William Pollack’s study (which I obtained by requesting it from McLean Hospital’s public relations office) is a 30-page typed manuscript. It has never been published and is not marked as about to be published. The manuscript contains not a single footnote—not a single reference to other work. His conclusions about boys are based mainly on some psychological and gender awareness tests he administered to 150 middle school boys. We are not told how he selected these boys, or whether they constitute anything like a representative sample. As far as stating its own limitations, Dr. Pollack declares, "These findings are unprecedented in the literature of research psychology." When Francis Crick and James Watson announced their epochal discovery of the double helix in British journal Nature, they were calmer than Dr. Pollack.

As for Professor Gilligan, she has not published her data on "drowning and disappearing" girls in social science journals. The pronouncement that girls were endangered was made in a book called Making Connections: The Relational Worlds of Adolescent Girls at Emma Willard School.

Gilligan’s central thesis is that as girls enter adolescence, they lose their "voice"–their expressiveness and confidence. What empirical basis does she have for this claim? Gilligan and her colleagues interviewed a hundred or so boarding school girls about how they felt growing into adolescence. Gilligan explains in the prologue of Making Connections that the studies in the collection are not intended as a "definitive statement about girls." Instead, "they are offered in the spirit of celebration. . ." (p5)

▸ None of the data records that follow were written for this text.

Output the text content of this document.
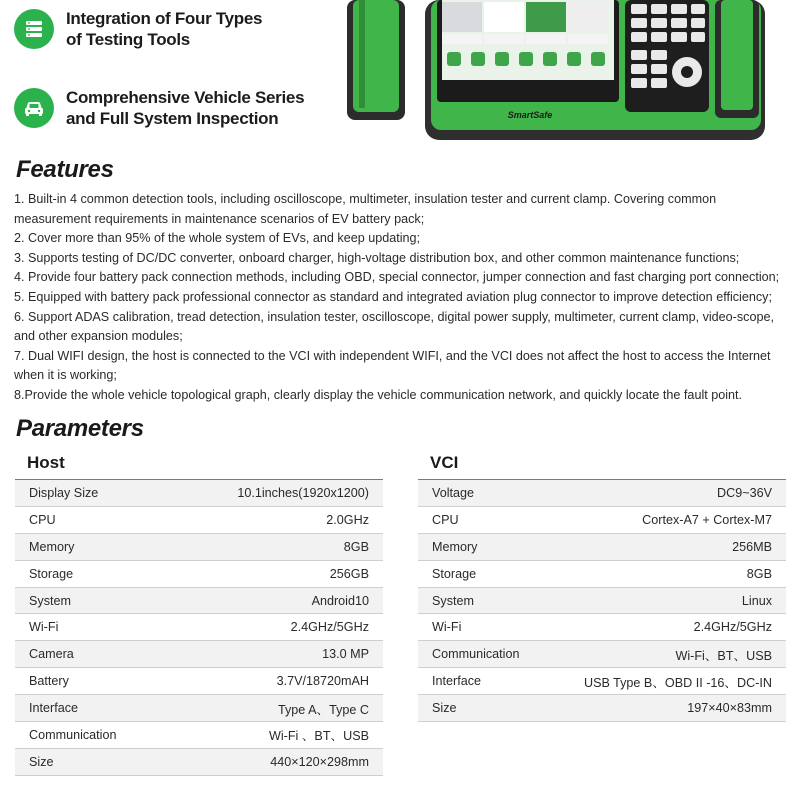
Integration of Four Types
of Testing Tools
Comprehensive Vehicle Series
and Full System Inspection	SmartSafe
Features

1. Built-in 4 common detection tools, including oscilloscope, multimeter, insulation tester and current clamp. Covering common measurement requirements in maintenance scenarios of EV battery pack;

2. Cover more than 95% of the whole system of EVs, and keep updating;

3. Supports testing of DC/DC converter, onboard charger, high-voltage distribution box, and other common maintenance functions;

4. Provide four battery pack connection methods, including OBD, special connector, jumper connection and fast charging port connection;

5. Equipped with battery pack professional connector as standard and integrated aviation plug connector to improve detection efficiency;

6. Support ADAS calibration, tread detection, insulation tester, oscilloscope, digital power supply, multimeter, current clamp, video-scope, and other expansion modules;

7. Dual WIFI design, the host is connected to the VCI with independent WIFI, and the VCI does not affect the host to access the Internet when it is working;

8.Provide the whole vehicle topological graph, clearly display the vehicle communication network, and quickly locate the fault point.

Parameters
Host
Display Size	10.1inches(1920x1200)
CPU	2.0GHz
Memory	8GB
Storage	256GB
System	Android10
Wi-Fi	2.4GHz/5GHz
Camera	13.0 MP
Battery	3.7V/18720mAH
Interface	Type A、Type C
Communication	Wi-Fi 、BT、USB
Size	440×120×298mm
VCI
Voltage	DC9~36V
CPU	Cortex-A7 + Cortex-M7
Memory	256MB
Storage	8GB
System	Linux
Wi-Fi	2.4GHz/5GHz
Communication	Wi-Fi、BT、USB
Interface	USB Type B、OBD II -16、DC-IN
Size	197×40×83mm
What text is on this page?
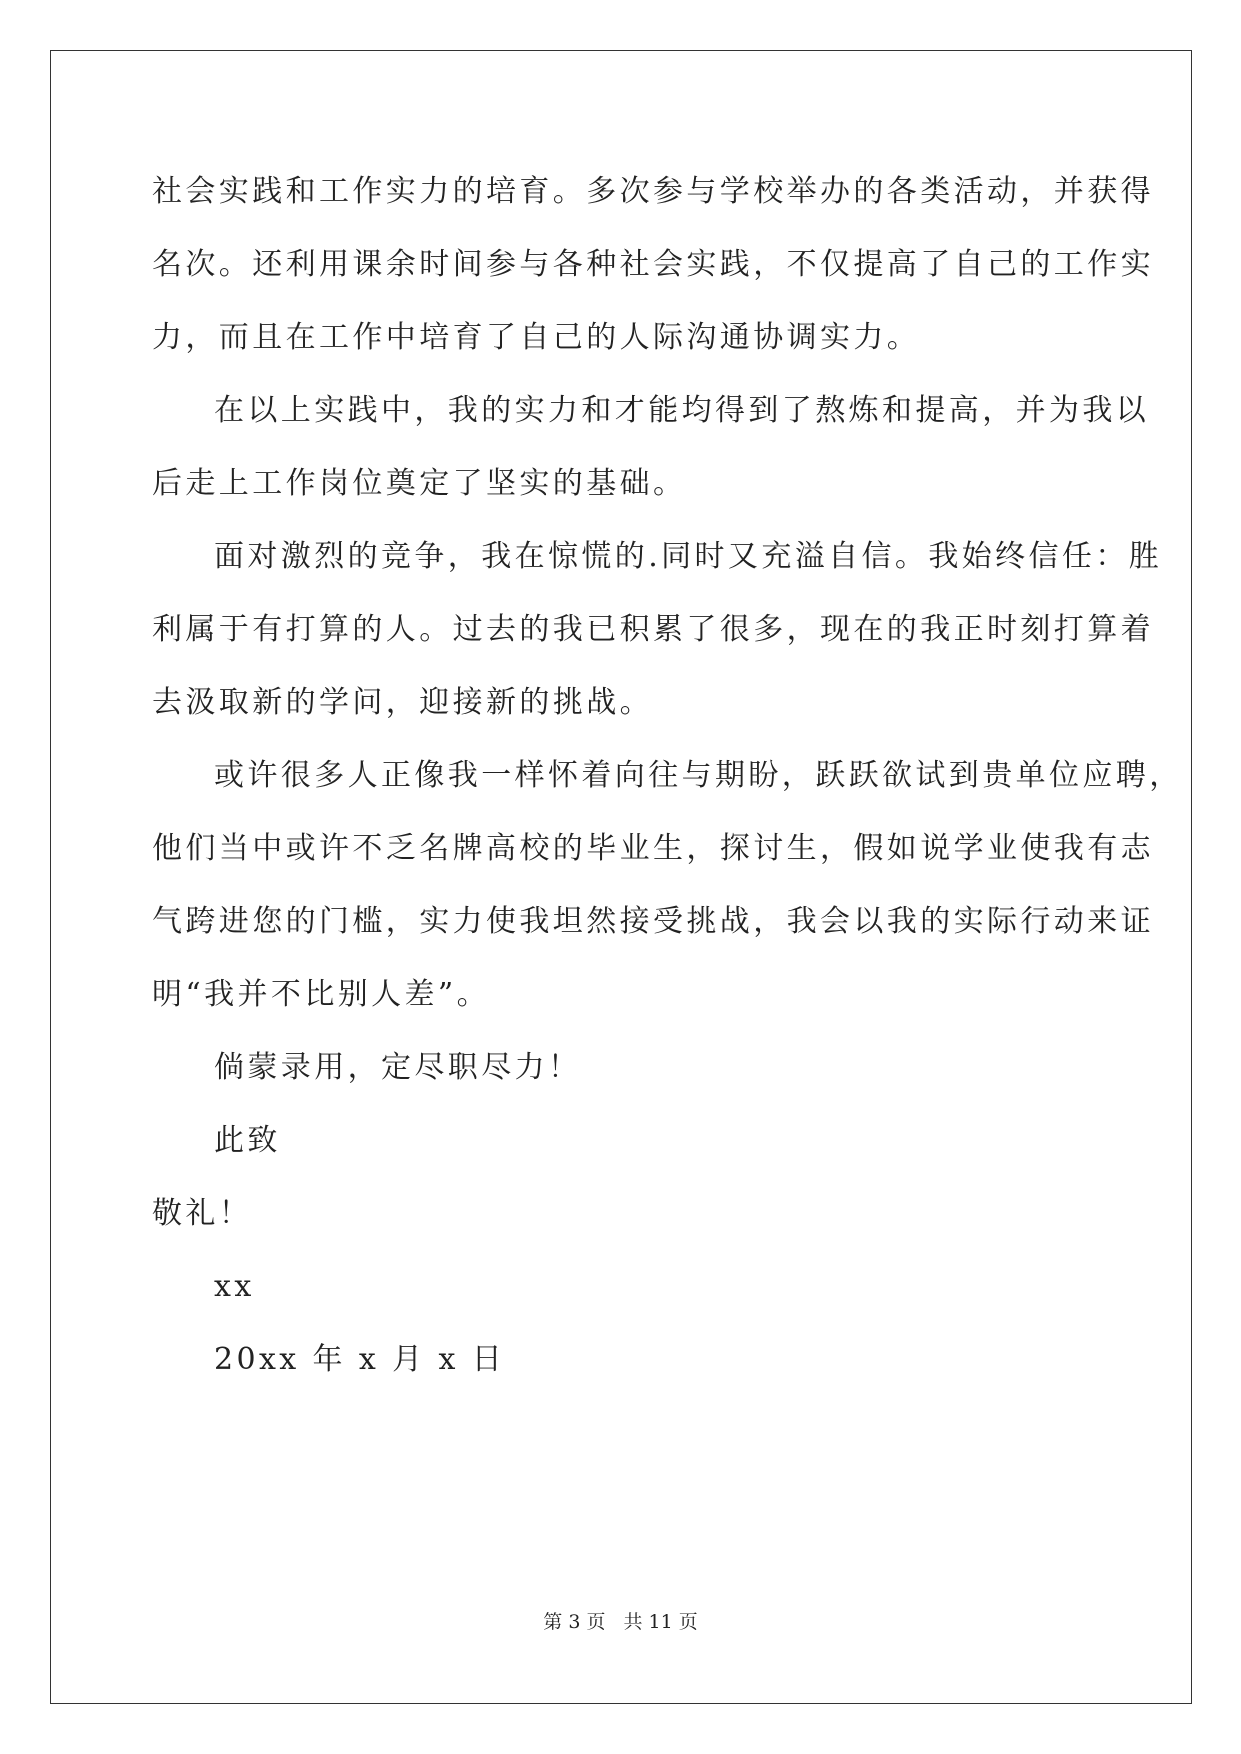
社会实践和工作实力的培育。多次参与学校举办的各类活动，并获得
名次。还利用课余时间参与各种社会实践，不仅提高了自己的工作实
力，而且在工作中培育了自己的人际沟通协调实力。
在以上实践中，我的实力和才能均得到了熬炼和提高，并为我以
后走上工作岗位奠定了坚实的基础。
面对激烈的竞争，我在惊慌的.同时又充溢自信。我始终信任：胜
利属于有打算的人。过去的我已积累了很多，现在的我正时刻打算着
去汲取新的学问，迎接新的挑战。
或许很多人正像我一样怀着向往与期盼，跃跃欲试到贵单位应聘，
他们当中或许不乏名牌高校的毕业生，探讨生，假如说学业使我有志
气跨进您的门槛，实力使我坦然接受挑战，我会以我的实际行动来证
明“我并不比别人差”。
倘蒙录用，定尽职尽力！
此致
敬礼！
xx
20xx 年 x 月 x 日
第 3 页 共 11 页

Contrast Gilligan’s work with the less celebratory, but more conventional research of Susan Harter of the University of Denver. Harter and her associates attempted to test Gilligan’s hypothesis that girls lose their expressiveness, their "voice," as they enter adolescence. Unlike Gilligan, Harter published her findings in a peer reviewed professional journal, Educational Psychologist. Gilligan interviewed 100 girls at the Emma Willard School. Harter interviewed (approximately) 900 male and female students from grades 6-12 and from a range of economic backgrounds and school-types. We learn little about sort of questions Gilligan asked the girls. Harter, on the other hand, clearly explains her interview instrument and how it was tested for internal consistency. She notes it limitations.

What did Harter find? "There is no evidence in our data for a loss of voice among female adolescents." She could not even find a trend in that direction. She and her co-investigators have now done several studies that appear to disconfirm Gilligan’s findings. They are careful to say that these are inconclusive and that Gilligan’s predictions about loss of voice might be true for a subset of girls in certain domains. They suggest that more work needs to be done. But for the time being, Harter cautions "against generalizations about either gender as a group."

Journalists speak of Gilligan’s "landmark research" but they never ask whether this research exists; nor do they ask her any critical questions. Education Week recently asked me what I thought of Gilligan’s work and claims. I said, "I think she is an engaging and imaginative writer, but I’m not sure what she does has much status as social science." Education Week reported Gilligan’s response to my remarks:

"[I]f quantitative studies are the only kind that qualify as research, then Charles Darwin, the father of evolutionary theory, would not be considered a researcher."

Even the most cursory look at Gilligan’s so-called landmark research in developmental psychology suggests that comparisons to Darwin may be premature.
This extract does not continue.